DeSantis and Ladapo call vaccine recommendations for healthy children “covid theater,” along with masking and social distancing. “We always sided with the data and rejected the narrative,” the governor said during his Monday roundtable discussion in West Palm Beach.

The state health department’s guidance asserts that in clinical trials, “higher than anticipated serious adverse events occurred among those receiving the COVID-19 vaccine.” But it provides no sources for that statement, instead linking to a page on the Food and Drug Administration website that explains in general terms what a serious adverse event is.

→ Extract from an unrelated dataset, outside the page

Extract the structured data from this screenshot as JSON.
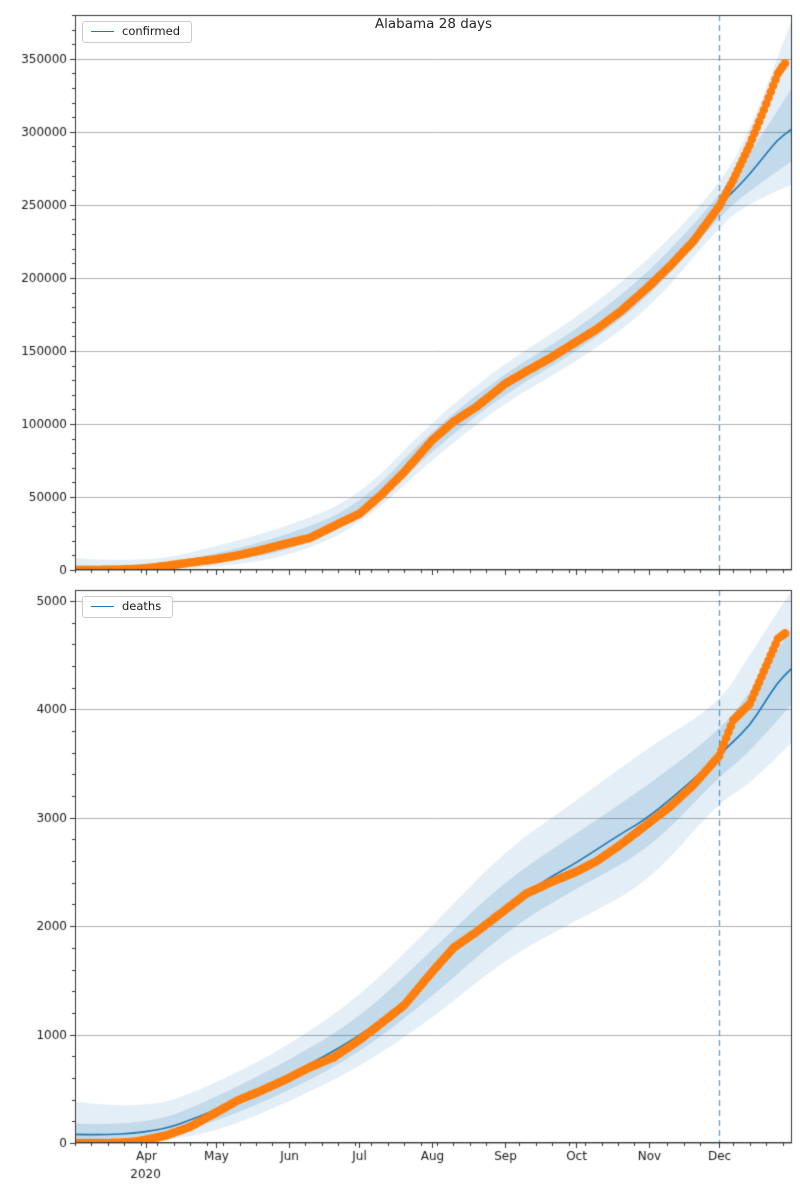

The guidance also links prominently to a recent study in the New England Journal of Medicine that found the coronavirus vaccine approved for children ages 5 to 11 to be “safe, immunogenic and efficacious.”

That study noted that covid in children is overall milder than in adults but that severe illness and long-term complications can occur. Children, it added, “play an important role in transmission” of the virus. “Therefore, the availability of safe and efficacious vaccines for school-age children is critical,” it concluded.

DeSantis’s office did not respond to a question about the contradictions between those conclusions and the state’s guidance.

Nearly 1,600 children in the United States have died of covid during the pandemic, including 44 in Florida.

“For the state to come out and say healthy children do not need the vaccine, that’s against all medical advice,” said Rupali Limaye, a scientist at Johns Hopkins University who studies health communications. “We should have no child deaths related to covid. That’s not a normal thing. This is a preventable thing. You can get a vaccine for children, and that vaccine is highly effective and safe.”

Tuesday afternoon, the Association of State and Territorial Health Officials strongly “reaffirmed its position” that children 5 and older should be vaccinated. Millions of children in this country have received coronavirus vaccine shots since the FDA first approved them for their age groups last year.

“Data show that vaccines are one of the most effective ways to keep people, including children, safe from COVID-19 by preventing serious illness, hospitalization, and death,” declared the statement by the organization’s president, Nirav Shah, who is director of the Maine Center for Disease Control and Prevention. “Now is the time to help more families and communities protect themselves through vaccination.”

Jacksonville parent Katie Hathaway said she had her two sons vaccinated as soon as they were eligible, but she knows some parents who are still on the fence. The admonition from the governor’s office “is dangerous,” she said.

“I feel like with the governor, it’s just a constant push of politics and that’s just so divisive,” Hathaway said. “It’s not benefiting anyone, especially children whose lives are still at risk from this pandemic.”